In the present study, our results demonstrate that Par-4-specific siRNA transfection significantly ameliorated the downregulation of VEGF protein expression induced by H₂O₂ treatment of renal proximal tubule cells. Moreover, PI3K/Akt inhibitor LY294002 effectively reduced VEGF expression, indicating the regulatory effects of Par-4 suppression on VEGF expression was partially PI3K/Akt signaling pathway. Consistently, previous studies had demonstrated that VEGF promoted survival of renal epithelial cells and activation of PI3K/Akt could increase VEGF transcription [27, 30, 31].

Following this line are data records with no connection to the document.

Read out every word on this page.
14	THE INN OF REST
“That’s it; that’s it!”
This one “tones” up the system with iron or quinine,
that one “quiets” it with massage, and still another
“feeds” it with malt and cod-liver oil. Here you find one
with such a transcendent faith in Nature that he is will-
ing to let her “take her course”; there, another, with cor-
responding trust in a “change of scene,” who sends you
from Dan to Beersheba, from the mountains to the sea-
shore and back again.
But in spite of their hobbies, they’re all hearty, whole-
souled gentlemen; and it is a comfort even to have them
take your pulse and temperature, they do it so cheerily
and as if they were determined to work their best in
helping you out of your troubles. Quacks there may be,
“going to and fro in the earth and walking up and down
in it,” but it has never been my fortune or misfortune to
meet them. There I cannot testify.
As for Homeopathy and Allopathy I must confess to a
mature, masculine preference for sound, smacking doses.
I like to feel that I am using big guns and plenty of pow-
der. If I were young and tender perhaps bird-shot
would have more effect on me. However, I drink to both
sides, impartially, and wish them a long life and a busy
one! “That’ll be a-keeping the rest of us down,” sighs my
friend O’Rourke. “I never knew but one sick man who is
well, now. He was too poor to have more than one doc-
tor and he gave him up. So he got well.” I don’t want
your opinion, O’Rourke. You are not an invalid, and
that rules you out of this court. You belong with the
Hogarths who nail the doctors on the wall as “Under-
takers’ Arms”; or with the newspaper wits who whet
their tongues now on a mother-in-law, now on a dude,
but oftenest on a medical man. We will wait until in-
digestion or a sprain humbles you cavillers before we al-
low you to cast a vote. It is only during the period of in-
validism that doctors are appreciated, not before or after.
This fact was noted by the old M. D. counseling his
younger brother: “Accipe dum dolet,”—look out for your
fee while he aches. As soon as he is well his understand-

In conclusion, our results suggested that Par-4 gene silencing protected renal proximal tubule cells from oxidative stress-induced apoptosis. The anti-apoptotic effect of Par-4 suppression is partially dependent on PI3K/Akt signal transduction, which ameliorated oxidative stress-downregulated expression of VEGF. Our findings may be useful to clarify the molecular mechanisms responsible for oxidative stress associated kidney disease, which benefits the therapy as well.

This work was supported by the Natural Science Foundation of Jiangsu Province of China (BK2007244), the National Natural Science Foundation of China (30872804), the Medical Academic Key Talent Program of Jiangsu Province in China (RC2007050), the Medical Grant of Scientific and Technological Development from the Health Department of Jiangsu Province in China (No. H200901), and the China Postdoctoral Science Foundation (20070411062).